Philosophers and their thought experiments typically have referred to the generic mind when pursuing issues in ethical reasoning and decisions. This is however highly subject to challenge from a developmental perspective.  Would the actor at 18 years old observing the Trolley, four people in danger and the utility of the fat man choose to push him?  Would that same actor at 58 years of age make the same decision?  From a developmental and lifespan psychology perspective, the dynamic changes based on growth, aging and life circumstances all become critical variables relevant to the choices made.

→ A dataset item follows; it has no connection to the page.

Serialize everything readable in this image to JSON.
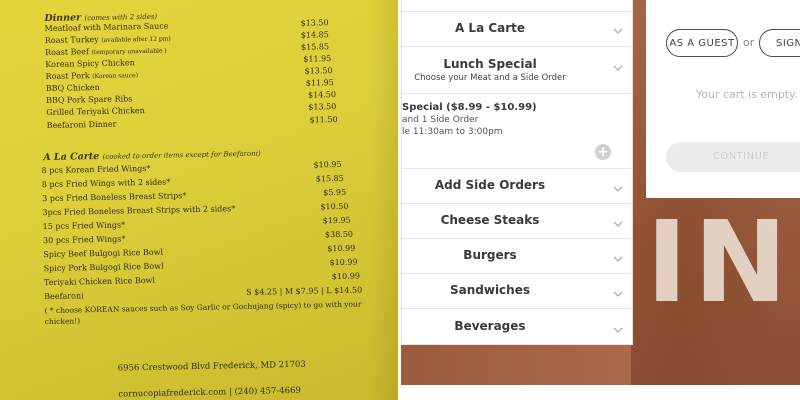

All that being said, David Edmonds has yet authored an engaging book that is stimulating to critical thought. His exploration of the issues from the practical ethics perspective provides a strong stimulus to consider ethical dilemmas that go from thought experiments to actual scenarios one may encounter in the course of life and career. It requires one to go a bit deeper into the reality and foundation of what we might consider and decide under various circumstances. Such critical thought has strong relevance to advanced study and Edmonds presents it in a somewhat engaging and delightful manner.

Authored by: Robert Olding, Ph.D.

Dean of Assessment

School of Advanced Studies 

References

Edmonds, David (2014). Would you kill the fat man?: The trolley problem and what your answer tells us about right and wrong. The Princeton University Press, Princeton, New Jersey.

Kohlberg, Lawrence (1981). Essays on Moral Development, Vol. I: The Philosophy of Moral Development. San Francisco, CA: Harper & Row. ISBN 0-06-064760-4.

Kohlberg, L. (1982), "Moral development," in J.M. Broughton & D.J. Freeman-Moir (Eds.), The Cognitive Developmental Psychology of James Mark Baldwin: Current Theory and Research in Genetic Epistemology, Norwood, NJ: Ablex Publishing Corp.